Oscar James Dunn was elected the first black lieutenant governor in Louisiana, and the nation, just three years after the Civil War ended. Though, no monument was ever built in his honor.
Instead, New Orleans is pulling down statues of Confederate generals dotting the landscape. Brian Mitchell is trying to change that. In an interview with Splinter News, he told a story about a teacher who once told him “there’s never been a black lieutenant governor of Louisiana” when he was just eight years old. As a child, his grandparents would tell stories of the legendary Dunn, his great great great-uncle.
“As I child, I’d spend my days after school with my great-grandmother,” Mitchell recalled. Her tales “always sort of lead to important patriarchs or matriarchs,” including Dunn. Without knowing, that teacher’s ignorance sparked a flame inside of Mitchell, who is now an assistant professor of history and has spent his career studying Dunn.
A statue of Dunn was slated to be built as part of the reconstruction efforts. He went up against politicians time and again on civil rights issues and his career was cut short after a mysterious death.

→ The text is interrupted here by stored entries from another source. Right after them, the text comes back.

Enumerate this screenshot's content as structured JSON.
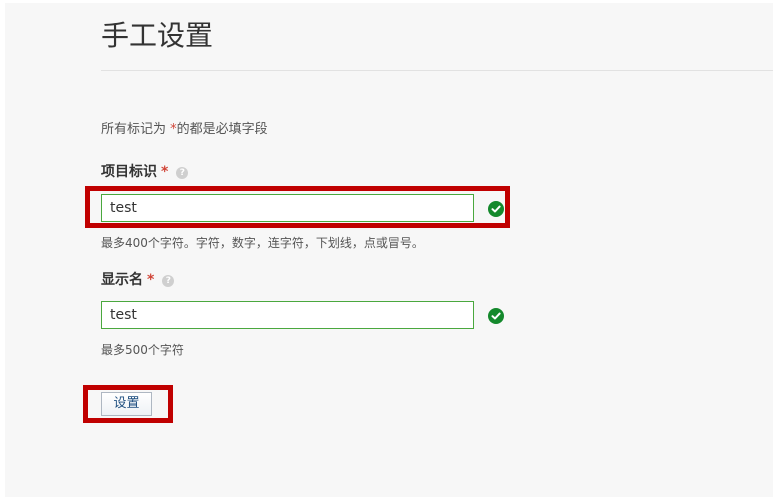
{
  "page": {
    "title": "手工设置"
  },
  "form": {
    "required_note_prefix": "所有标记为 ",
    "required_marker": "*",
    "required_note_suffix": "的都是必填字段",
    "project_key": {
      "label": "项目标识",
      "required_marker": "*",
      "help_icon": "question-circle-icon",
      "value": "test",
      "status_icon": "check-circle-icon",
      "hint": "最多400个字符。字符，数字，连字符，下划线，点或冒号。"
    },
    "display_name": {
      "label": "显示名",
      "required_marker": "*",
      "help_icon": "question-circle-icon",
      "value": "test",
      "status_icon": "check-circle-icon",
      "hint": "最多500个字符"
    },
    "submit_label": "设置"
  },
  "colors": {
    "valid_border": "#4aa83e",
    "success_icon": "#14892c",
    "required_star": "#d04437",
    "annotation_red": "#c00000",
    "button_text": "#205081"
  }
}
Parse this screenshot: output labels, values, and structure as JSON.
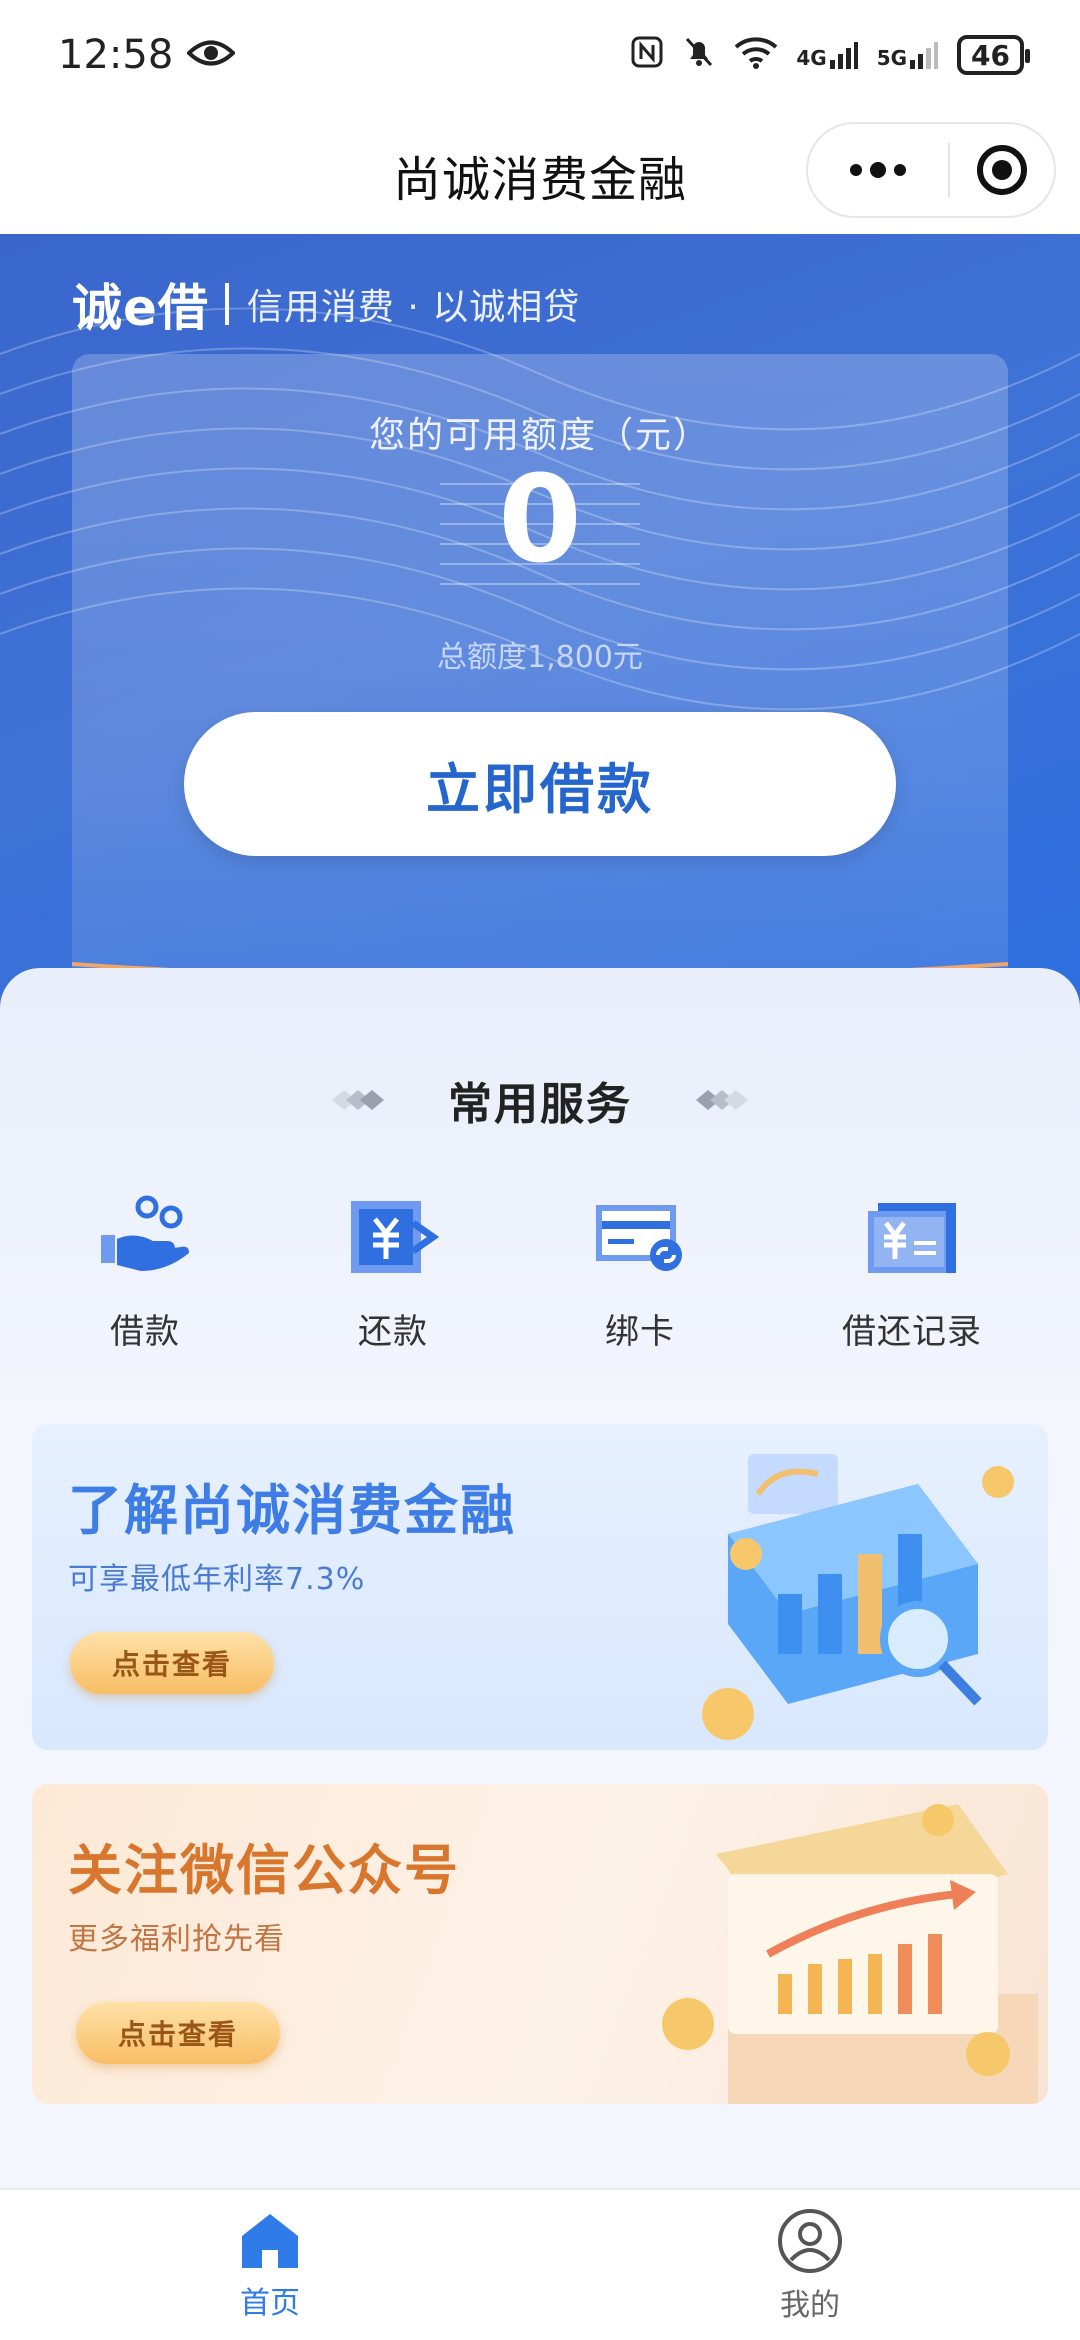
{
  "status_bar": {
    "time": "12:58",
    "battery": "46",
    "network_4g": "4G",
    "network_5g": "5G"
  },
  "header": {
    "title": "尚诚消费金融"
  },
  "hero": {
    "brand": "诚e借",
    "slogan": "信用消费 · 以诚相贷",
    "available_label": "您的可用额度（元）",
    "available_amount": "0",
    "total_limit": "总额度1,800元",
    "borrow_button": "立即借款"
  },
  "services": {
    "title": "常用服务",
    "items": [
      {
        "label": "借款",
        "icon": "borrow-hand-icon"
      },
      {
        "label": "还款",
        "icon": "repay-yuan-icon"
      },
      {
        "label": "绑卡",
        "icon": "bind-card-icon"
      },
      {
        "label": "借还记录",
        "icon": "records-icon"
      }
    ]
  },
  "banners": [
    {
      "title": "了解尚诚消费金融",
      "subtitle": "可享最低年利率7.3%",
      "button": "点击查看",
      "accent": "#3f7de6"
    },
    {
      "title": "关注微信公众号",
      "subtitle": "更多福利抢先看",
      "button": "点击查看",
      "accent": "#d9762d"
    }
  ],
  "tabbar": {
    "items": [
      {
        "label": "首页",
        "icon": "home-icon",
        "active": true
      },
      {
        "label": "我的",
        "icon": "profile-icon",
        "active": false
      }
    ],
    "active_color": "#2f7ce8"
  }
}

“There will be three pictures that hang in the home of every African-American … Abraham Lincoln, Frederick Douglass, and Oscar James Dunn.” A smear campaign actively worked against the latter from ever coming to fruition.
As an educated man, Dunn offered his services to black former slaves, who were freed but seeking work on farms. Dunn ensured everyone was paid for their labor. He was so good at it, friends recommended he seek public office.
Nick Weldon, who works for the Historic New Orleans Collection, found some of the historic documents that had Dunn’s history, including quotes from the New Orleans Times attacking Dunn as “the taint of honesty and of scrupulous regard for the official properties,” which was a “serious drawback in innervating a reproach on the lieutenant governor.”
“Basically, they’re like, he is so fair-minded and scrupulous that it’s annoying,” Weldon explained.
At the same time, the governor refused to sign legislation that would protect people of color and the act split their party, who slowly began to lose power. While Dunn and Gov. Henry Warmoth were both members of the same anti-slavery party, it became clear that Warmoth was a wolf in sheep’s clothing. Talk began of impeaching Warmoth. If he was, that would make Dunn the first black governor in the country. Rumors spread that President Ulysses S. Grant was looking to Dunn as a possible vice president after the two met at the U.S. capitol.
One November night in 1871, however, Dunn went to dinner and became violently ill, shivering, vomiting and falling in and out of consciousness. Two days later was dead.
“And there is speculation that he may have been, as they say, ‘dosed’” with poison, according to Mitchell. Four out of the seven doctors who examined his body refused to sign off on the official cause of death, which was “congestion of the brain and lungs, technically classified as natural causes,” according to Splinter News. His family refused to allow an autopsy.
Over 50,000 people came out for the funeral and all of the men who could have poisoned Dunn were his pallbearers.
Weldon explained that $10,000 was dedicated for a monument to Dunn but it was never made and no one knows why.
“All I know is that it isn’t there,” Mitchell said. He did find examples of people mocking Dunn and trying to discredit him after his death. The Krewe of Comus dressed up their king as an ape for the Mardi Gras ball to mock Dunn.
“I argue that it’s at this point that revisionists start trying to take over the narrative and rewrite Dunn as a villain instead of a hero in American history,” Mitchell said.
After Dunn died, everything fell with it. The efforts for civil rights, equality and school integration were snuffed out as Reconstruction efforts fizzled.
“Reconstruction started to go away after that. At the same time, the Ku Klux Klan is just getting started. The White League is just getting started,” Weldon explained.
Mitchell agreed that having the monument to Dunn would probably have helped the state remember their history. Instead, monuments were built to white confederate generals.